Mang Udin uring-uringan, ia merasa frustrasi dengan hidupnya. Jatah libur kerja yang ia dapat hari itu, ia manfaatkan secara maksimal untuk memaki-maki dirinya sendiri, ia memaki nasibnya, memaki mimpinya, memaki kenyataan. Mang Udin merasa ada portal hitam penuh nista yang menghalangi langkahnya dalam menjemput impian.
Kaya, kaya, kaya, tiga kata itu menjadi motivasi satu-satunya hidup Mang Udin. Tetapi apalah daya, status sebagai karyawan kasta bawah dengan gaji ala kadarnya, hanya cukup untuk memenuhi kebutuhan hidup sehari-hari, terkadang malah kurang.
Gelap mata, Mang Udin bergegas keluar rumah mengendarai sepeda butut produksi zaman kolonial peninggalan kakeknya. Keputusan Mang Udin telah mantap, tidak bisa diganggu gugat, tiada seorang pun yang dapat menghalangi, bahkan setan sekalipun akan ia hajar, jika berusaha menghalangi keputusan yang ia buat, walau pada kenyataannya, tanpa Mang Udin sadari, setan telah menjadi sponsor tunggal atas keputusan tersebut, sehingga ia menjadi kalap. Mang Udin mendatangi dukun sakti yang konon katanya bisa menjadikan seseorang kaya secara instan.
"Mbah! Mbah!" teriak Mang Udin tergesa, usai menyandarkan sepeda pada tiang penyangga teras, di rumah milik dukun sakti.
"Mbah!" Kembali Mang udin memanggil dengan suara lebih lantang, sambil mengetuk pintu.
Lima menit berlalu, pintu belum juga terbuka.
"Dasar dukun amatiran ... pasien datang kok dicuekin, nggak profesional banget. Kalau nggak niat jadi dukun, pensiun aja," dumel Mang Udin.
Lima belas menit kemudian, pintu terbuka perlahan. Seorang pria paruh baya muncul dengan sorot mata tajam.
"Masuk!"ucapnya tegas.
"Kok lama, Mbah?" tanya Mang Udin sembari melangkah sedikit tergesa.
Dukun sakti batuk tiga kali sebelum menjawab tanya Mang udin.
"Sampean harus tahu ... sesakti saktinya dukun sakti, pun juga bisa diserang menceret."
Mang Udin tersedak menahan tawa. "Ini dukun sialan mengandung unsur-unsur kekomedian juga kayaknya nih," dumel Mang Udin.
"Apa tujuan sampean datang kemari?" tanya dukun sakti setelah mereka berdua duduk saling berhadapan di atas tikar.
"Anu, Mbah, saya pengin kaya."
Dukun sakti mendengus.
"Apa motivasi sampean pengin kaya?"
Mang Udin tertawa, "Ha-ha-ha, Mbah ini aneh, semua orang pasti pengin kaya, Mbah.
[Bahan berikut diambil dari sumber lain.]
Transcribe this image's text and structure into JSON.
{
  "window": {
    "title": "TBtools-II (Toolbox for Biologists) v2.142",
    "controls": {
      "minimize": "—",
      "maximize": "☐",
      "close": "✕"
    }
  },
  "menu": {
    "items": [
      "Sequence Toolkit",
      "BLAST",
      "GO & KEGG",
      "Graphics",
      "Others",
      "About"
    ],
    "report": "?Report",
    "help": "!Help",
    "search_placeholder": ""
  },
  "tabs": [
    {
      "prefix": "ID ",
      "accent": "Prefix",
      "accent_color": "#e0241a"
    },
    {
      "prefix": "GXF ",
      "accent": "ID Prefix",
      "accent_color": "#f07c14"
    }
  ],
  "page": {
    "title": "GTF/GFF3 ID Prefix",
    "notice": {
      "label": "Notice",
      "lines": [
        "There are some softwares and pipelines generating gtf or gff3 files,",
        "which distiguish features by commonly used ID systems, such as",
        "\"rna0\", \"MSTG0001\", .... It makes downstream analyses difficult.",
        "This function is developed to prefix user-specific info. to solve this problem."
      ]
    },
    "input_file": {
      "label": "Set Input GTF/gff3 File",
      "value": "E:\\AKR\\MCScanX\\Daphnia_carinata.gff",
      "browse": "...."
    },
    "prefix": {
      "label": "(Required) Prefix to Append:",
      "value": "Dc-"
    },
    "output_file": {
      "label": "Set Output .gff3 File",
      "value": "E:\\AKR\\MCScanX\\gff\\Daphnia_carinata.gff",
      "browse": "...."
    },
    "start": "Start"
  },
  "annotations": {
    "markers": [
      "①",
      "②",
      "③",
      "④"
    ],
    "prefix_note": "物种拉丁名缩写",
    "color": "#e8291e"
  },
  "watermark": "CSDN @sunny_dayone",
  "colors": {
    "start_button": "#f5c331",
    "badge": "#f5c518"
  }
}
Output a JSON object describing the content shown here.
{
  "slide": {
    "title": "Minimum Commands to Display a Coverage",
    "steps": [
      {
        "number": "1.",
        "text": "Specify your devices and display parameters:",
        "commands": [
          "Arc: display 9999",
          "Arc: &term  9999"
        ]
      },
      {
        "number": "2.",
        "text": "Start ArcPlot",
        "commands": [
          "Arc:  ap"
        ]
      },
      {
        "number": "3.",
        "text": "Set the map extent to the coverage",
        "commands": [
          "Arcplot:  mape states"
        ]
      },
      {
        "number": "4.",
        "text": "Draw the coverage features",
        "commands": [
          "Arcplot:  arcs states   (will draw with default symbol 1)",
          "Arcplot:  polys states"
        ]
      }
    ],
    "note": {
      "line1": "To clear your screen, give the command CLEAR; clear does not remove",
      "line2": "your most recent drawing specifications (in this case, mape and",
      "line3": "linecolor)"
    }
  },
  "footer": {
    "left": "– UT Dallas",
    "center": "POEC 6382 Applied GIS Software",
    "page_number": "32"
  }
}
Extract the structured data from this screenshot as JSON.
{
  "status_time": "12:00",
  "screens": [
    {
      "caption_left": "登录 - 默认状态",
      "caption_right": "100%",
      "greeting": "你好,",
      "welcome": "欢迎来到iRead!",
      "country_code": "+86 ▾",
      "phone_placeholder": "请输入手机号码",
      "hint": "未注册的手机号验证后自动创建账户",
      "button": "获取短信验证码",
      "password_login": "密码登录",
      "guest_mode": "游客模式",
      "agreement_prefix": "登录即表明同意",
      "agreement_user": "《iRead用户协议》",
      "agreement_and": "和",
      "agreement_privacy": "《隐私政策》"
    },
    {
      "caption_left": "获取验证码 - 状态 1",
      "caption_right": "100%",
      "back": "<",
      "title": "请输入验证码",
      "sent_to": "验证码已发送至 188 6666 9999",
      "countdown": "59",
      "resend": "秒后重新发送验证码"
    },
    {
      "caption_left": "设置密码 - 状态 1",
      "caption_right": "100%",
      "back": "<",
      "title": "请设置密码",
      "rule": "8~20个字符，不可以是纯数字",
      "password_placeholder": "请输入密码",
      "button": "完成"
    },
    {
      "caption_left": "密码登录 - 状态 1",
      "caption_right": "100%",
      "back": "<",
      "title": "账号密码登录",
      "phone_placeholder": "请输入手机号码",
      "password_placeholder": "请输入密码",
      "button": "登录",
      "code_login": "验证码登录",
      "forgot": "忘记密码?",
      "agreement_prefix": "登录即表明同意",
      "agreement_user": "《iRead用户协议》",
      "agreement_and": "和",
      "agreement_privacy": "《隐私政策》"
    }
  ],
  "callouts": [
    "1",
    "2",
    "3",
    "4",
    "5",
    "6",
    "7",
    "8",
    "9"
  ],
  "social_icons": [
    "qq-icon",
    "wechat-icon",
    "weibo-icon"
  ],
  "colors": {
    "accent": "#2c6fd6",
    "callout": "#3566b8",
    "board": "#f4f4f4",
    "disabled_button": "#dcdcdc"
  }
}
Siapa yang nggak mau kaya?"
"Diam!" bentak dukun sakti, "jawab serius!"
"Saya sudah bosan hidup melarat, Mbah. Dari lahir hidup susah penuh derita. Tolonglah saya, Mbah, saya ini orang tidak mampu, Mbah?"
Dukun sakti mengangguk-anggukkan kepala.
"Oke, oke, sekarang sampean pulang dulu ... minta surat pengantar dari RT RW, buat SKTM (Surat Keterangan Tidak Mampu), setelah itu datang lagi kemari."
"Walah dalah! Apa-apaan ini? Saya ke sini pengin kaya, Mbah! Bukan pengin ambil BLT."
"Sampean kira cuma birokrasi di pemerintah aja yang berbelit-belit? Tidak! Birokrasi perdukunan juga."
Emosi Mang Udin meledak tak terbendung. Ia berdiri, kemudian melangkah keluar rumah dukun sakti, sembari menyenandungkan nyanyian merdu tanpa birama tetap.
"Dukun gobl*k, dukun anj*ng, dukung mony*t, dukun bab*!Pengin kaya aja dipersulit."